A pressão sobre o Pornhub foi crescendo, mas a gota de água aconteceu em dezembro de 2020, quando um jornalista do “The New York Times” escreveu a coluna “The Children of Pornhub”. Relatava casos de menores que viam os seus vídeos explícitos divulgados na maior plataforma de pornografia do mundo — e que, tentativa após tentativa, continuavam a não conseguir tirar os vídeos do site. A MindGeek lucrava com tudo isto, pelo que potencialmente poderia estar, de forma consciente, a olhar para o lado.

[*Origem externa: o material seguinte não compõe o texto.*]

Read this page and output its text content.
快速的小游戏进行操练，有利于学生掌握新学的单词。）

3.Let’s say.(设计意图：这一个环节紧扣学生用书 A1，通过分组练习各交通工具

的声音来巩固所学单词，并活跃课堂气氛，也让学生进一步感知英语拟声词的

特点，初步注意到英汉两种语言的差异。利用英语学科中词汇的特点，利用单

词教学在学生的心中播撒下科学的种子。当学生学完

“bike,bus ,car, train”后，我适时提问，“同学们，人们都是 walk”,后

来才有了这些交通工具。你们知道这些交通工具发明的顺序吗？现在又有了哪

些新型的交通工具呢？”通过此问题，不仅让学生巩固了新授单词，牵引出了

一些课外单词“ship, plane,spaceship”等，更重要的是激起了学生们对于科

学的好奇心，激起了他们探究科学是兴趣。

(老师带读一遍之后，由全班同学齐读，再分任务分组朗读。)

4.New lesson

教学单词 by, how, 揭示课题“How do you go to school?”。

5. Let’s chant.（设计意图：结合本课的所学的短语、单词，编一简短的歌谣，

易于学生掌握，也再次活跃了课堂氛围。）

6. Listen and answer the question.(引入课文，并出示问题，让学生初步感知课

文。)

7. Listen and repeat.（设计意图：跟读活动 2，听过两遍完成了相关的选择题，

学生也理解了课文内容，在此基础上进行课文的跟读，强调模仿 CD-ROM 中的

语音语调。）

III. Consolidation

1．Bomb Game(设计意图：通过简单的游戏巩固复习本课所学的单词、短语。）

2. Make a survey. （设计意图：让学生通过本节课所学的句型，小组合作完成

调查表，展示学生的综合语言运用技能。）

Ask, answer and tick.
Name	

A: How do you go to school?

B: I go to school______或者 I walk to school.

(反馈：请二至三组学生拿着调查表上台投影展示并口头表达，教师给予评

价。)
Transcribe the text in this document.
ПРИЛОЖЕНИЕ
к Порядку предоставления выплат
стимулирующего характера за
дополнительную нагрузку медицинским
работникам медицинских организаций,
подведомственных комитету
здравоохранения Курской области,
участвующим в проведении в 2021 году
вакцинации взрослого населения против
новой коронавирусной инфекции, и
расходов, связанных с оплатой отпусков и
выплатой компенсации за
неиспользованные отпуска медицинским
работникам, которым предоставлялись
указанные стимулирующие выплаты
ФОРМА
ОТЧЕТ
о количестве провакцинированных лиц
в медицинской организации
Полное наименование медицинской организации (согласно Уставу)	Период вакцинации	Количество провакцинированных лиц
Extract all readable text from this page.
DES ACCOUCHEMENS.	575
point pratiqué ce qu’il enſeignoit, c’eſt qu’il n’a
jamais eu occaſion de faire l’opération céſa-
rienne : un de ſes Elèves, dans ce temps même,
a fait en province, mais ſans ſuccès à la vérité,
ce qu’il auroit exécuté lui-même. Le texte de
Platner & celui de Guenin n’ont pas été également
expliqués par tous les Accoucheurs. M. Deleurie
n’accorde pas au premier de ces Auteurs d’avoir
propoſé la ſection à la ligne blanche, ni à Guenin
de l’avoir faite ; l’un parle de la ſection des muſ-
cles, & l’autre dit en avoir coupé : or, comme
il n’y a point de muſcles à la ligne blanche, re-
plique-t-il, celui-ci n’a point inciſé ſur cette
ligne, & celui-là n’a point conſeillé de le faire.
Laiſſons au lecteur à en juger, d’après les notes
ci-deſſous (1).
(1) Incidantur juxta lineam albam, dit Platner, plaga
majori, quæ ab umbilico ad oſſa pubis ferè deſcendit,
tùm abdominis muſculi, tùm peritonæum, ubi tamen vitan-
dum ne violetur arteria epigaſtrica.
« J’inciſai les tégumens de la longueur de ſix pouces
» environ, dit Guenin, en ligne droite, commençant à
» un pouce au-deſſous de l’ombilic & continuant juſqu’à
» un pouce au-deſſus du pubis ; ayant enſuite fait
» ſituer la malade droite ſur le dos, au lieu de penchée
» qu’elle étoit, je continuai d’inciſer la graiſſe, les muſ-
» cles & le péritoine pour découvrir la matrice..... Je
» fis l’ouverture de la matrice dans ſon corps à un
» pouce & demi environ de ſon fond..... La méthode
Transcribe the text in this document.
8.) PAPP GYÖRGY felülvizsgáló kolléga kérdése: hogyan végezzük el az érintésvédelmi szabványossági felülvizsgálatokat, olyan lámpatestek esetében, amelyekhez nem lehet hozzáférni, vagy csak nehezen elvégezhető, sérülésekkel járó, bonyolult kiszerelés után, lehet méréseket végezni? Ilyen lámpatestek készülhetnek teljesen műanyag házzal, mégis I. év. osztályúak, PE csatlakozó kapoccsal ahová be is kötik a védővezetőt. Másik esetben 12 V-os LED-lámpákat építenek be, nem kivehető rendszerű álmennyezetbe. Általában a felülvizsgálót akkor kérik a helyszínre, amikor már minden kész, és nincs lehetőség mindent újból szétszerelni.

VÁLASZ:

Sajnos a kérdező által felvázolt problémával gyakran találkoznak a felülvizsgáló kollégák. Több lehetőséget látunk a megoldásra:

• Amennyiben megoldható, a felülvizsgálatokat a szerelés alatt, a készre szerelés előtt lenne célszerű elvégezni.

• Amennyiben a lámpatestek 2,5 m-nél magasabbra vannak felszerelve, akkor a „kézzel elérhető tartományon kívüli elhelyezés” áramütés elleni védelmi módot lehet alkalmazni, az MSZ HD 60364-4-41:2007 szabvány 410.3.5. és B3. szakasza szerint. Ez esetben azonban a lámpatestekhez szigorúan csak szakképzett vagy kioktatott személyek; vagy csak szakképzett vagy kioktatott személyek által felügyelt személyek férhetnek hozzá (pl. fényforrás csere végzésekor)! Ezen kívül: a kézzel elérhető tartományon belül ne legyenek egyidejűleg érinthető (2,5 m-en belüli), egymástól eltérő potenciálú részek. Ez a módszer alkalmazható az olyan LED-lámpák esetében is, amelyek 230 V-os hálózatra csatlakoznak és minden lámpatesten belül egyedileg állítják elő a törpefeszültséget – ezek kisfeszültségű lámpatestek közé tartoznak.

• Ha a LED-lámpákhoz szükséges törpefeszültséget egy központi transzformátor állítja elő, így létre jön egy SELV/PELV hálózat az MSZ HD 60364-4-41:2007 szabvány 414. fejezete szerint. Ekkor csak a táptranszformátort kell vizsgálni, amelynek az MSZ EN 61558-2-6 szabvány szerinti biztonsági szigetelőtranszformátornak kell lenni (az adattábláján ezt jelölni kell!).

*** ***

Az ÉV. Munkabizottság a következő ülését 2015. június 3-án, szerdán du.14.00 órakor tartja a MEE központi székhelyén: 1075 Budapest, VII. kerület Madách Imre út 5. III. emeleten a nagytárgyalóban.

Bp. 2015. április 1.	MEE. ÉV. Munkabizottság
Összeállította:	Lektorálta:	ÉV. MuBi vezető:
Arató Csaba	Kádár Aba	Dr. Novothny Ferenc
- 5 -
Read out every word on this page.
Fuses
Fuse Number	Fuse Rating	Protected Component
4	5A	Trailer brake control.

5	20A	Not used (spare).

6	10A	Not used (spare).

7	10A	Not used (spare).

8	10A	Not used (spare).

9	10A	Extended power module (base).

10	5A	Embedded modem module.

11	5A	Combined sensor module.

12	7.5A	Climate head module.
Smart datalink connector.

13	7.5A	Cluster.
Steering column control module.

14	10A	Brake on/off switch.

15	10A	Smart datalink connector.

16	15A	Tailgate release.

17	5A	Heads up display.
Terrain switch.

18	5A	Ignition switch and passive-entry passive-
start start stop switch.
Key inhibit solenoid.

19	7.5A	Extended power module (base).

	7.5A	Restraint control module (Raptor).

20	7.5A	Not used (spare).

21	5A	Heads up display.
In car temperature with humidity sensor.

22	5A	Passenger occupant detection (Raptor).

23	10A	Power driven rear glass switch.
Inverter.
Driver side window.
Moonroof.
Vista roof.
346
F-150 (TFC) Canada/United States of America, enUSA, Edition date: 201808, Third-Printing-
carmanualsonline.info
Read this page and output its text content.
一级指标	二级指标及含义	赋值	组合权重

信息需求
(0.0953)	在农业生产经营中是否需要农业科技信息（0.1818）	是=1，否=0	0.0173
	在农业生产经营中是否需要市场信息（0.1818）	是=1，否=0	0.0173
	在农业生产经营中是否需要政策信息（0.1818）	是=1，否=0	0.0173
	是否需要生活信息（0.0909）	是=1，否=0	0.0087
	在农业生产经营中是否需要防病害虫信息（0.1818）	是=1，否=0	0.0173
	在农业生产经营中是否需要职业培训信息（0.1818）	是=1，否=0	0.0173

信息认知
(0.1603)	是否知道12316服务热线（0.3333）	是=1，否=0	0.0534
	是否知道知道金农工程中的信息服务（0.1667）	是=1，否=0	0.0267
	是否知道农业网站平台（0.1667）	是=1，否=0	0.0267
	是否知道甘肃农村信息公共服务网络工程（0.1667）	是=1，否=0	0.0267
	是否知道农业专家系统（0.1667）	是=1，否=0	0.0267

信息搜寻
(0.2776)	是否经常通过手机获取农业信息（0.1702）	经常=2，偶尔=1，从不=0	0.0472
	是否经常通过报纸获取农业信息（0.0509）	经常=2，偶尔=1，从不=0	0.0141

Esse artigo teve um enorme impacto na sociedade e opinião pública, sobretudo nos EUA e Canadá. Levou mesmo a que a Visa e Mastercard deixassem de colaborar com o Pornhub — ou seja, os utilizadores com cartões bancários destas empresas deixaram de conseguir fazer pagamentos na plataforma. Eventualmente, por precaução, o Pornhub retirou cerca de 80 por cento dos vídeos não verificados da plataforma — e os responsáveis pelo site tiveram de aparecer em audiências no parlamento canadiano, que se começou a debruçar mais sobre o assunto.
Foi uma boa notícia pelo facto de muitos vídeos ilegais e não consensuais terem sido removidos do Pornhub — mas também não foi uma solução milagrosa. Outros tantos permaneceram online e muitos até podem ter saído do Pornhub, mas outras pessoas carregaram-nos noutras plataformas, muitas delas mais obscuras e menos transparentes, não estando tanto sob o escrutínio dos media e do público.
Além disso, isto prejudicou enormemente todos os atores e criadores de conteúdo que dependiam do Pornhub para obterem rendimento ao fim do mês. Houve uma certa regressão nesse aspeto da indústria, e muitos viraram-se para outras plataformas, como o OnlyFans.
“Grande Plano: A História do Pornhub” é um documentário justo e ponderado que olha para os diferentes lados das várias questões e inclui entrevistas tanto com atores porno como com as pessoas dos movimentos anti-Pornhub — muitos dos quais são, no fundo, anti-pornografia e ligados a setores conservadores e radicais da sociedade. Acima de tudo, tem a virtude de trazer o assunto para cima da mesa. A pornografia ainda é um tabu e isso não ajuda a que os seus problemas sejam resolvidos.